AQUASCO, MD (April 18, 2000) --The Unified Command, response crews and all involved agencies worked through the night Monday and early Tuesday, suspending operations only briefly due to lightning, in their effort to clean up oil in the Patuxent River and creeks in the affected area of Southern Maryland. No free floating oil was observed in the river and creeks during this morning’s overflight, but the Unified Command said that with warmer weather expected later this week, oil that may have congealed into tar balls could surface and again leave a noticeable odor. Additional absorbent booms, containment booms and oil skimming boats will be positioned to recover any oil.

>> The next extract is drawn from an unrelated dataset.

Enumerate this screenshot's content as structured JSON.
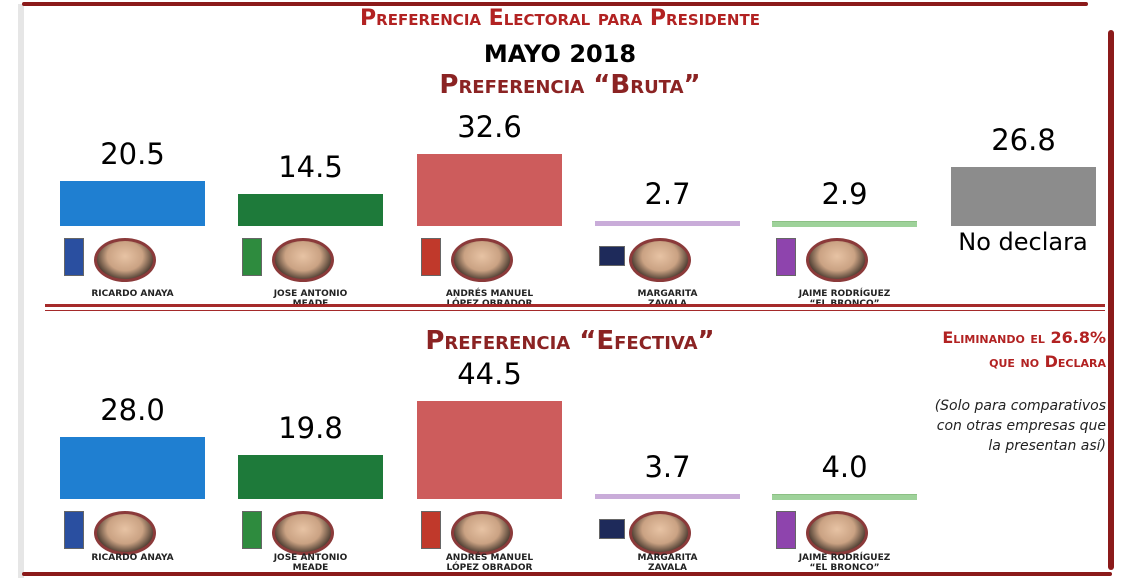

More than 700 people are recovering oil and cleaning shoreline at various sites.
PEPCO, Marine Spill Response Corporation (MSRC), Industrial Marine Services (IMS), Clean Harbors and the Coast Guard are providing manpower as well as technical expertise. Other experts working to return the water and affected shoreline areas to clean, safe and useable standards include NOAA, the Shoreline Cleanup Assessment Teams (SCAT), U.S. Fish and Wildlife Service, Maryland Department of Environment and Department of Natural Resources.
Booming activities continue along the river and creeks.
While the Unified Command morning overflight continued to report no visible, recognizable oil floating in the Patuxent, some sheening was observed in a few areas. More than 24,000 gallons of oil had been recovered as of 8 a.m. today. Additionally, an undetermined amount of oil was in 975,000 pounds of absorbent material—booms, blankets, netting and protective clothing—have been trucked off site for disposal. Over 6,000 feet of oiled absorbent boom alone have been retrieved from the water.
57,650 feet of boom have been deployed throughout the area.
Creeks are boomed and closed to minimize contamination. Oil recovery operations intensified in Swanson Creek and marsh where oil originally leaked from a broken pipeline. Clean-up operations also focused in creeks on the West bank of the Patuxent and include, Indian, Trent Hall, Persimmon, Cremona, Cat, Roslin and Cole. On the east bank, cleanup continues at God’s Grace Point, Hallowing Point and Caney Creek.
Boaters are prohibited from jumping boom. Violators are subject to a $25,000 fine.
Boating traffic is restricted in safety zones. St. Leonard’s Creek and Cat Creek are open for traffic.
Statements Below are Advisories
The Maryland Department of the Environment has stated that in the area of the Patuxent River and tributaries where the presence of petroleum products has been observed, fish and crabs should not be harvested commercially or recreationally. These areas may be identified by a surface sheen, oil on the beach or the smell or taste of petroleum.
At this time, residents should not use beaches and shorelines impacted by the spill for recreational purposes. Pets and livestock should not be allowed access to areas contaminated by the spill. If contact should occur, oil can be removed with mild detergent.
The U.S. Fish and Wildlife Service has established a rehabilitation center for fish and animals affected by the oil. As of Monday night:
- 52 birds reported dead.
- 94 birds reported in rehab.
- 44 mammals reported dead.
- 1 mammal reported in rehab.
- 10 reptiles in rehab.
- 4 reptiles dead
- Residents are asked to contact the Fish and Wildlife Service at 301-579-6098 to report dead and/or distressed birds and animals. Do not handle birds and animals.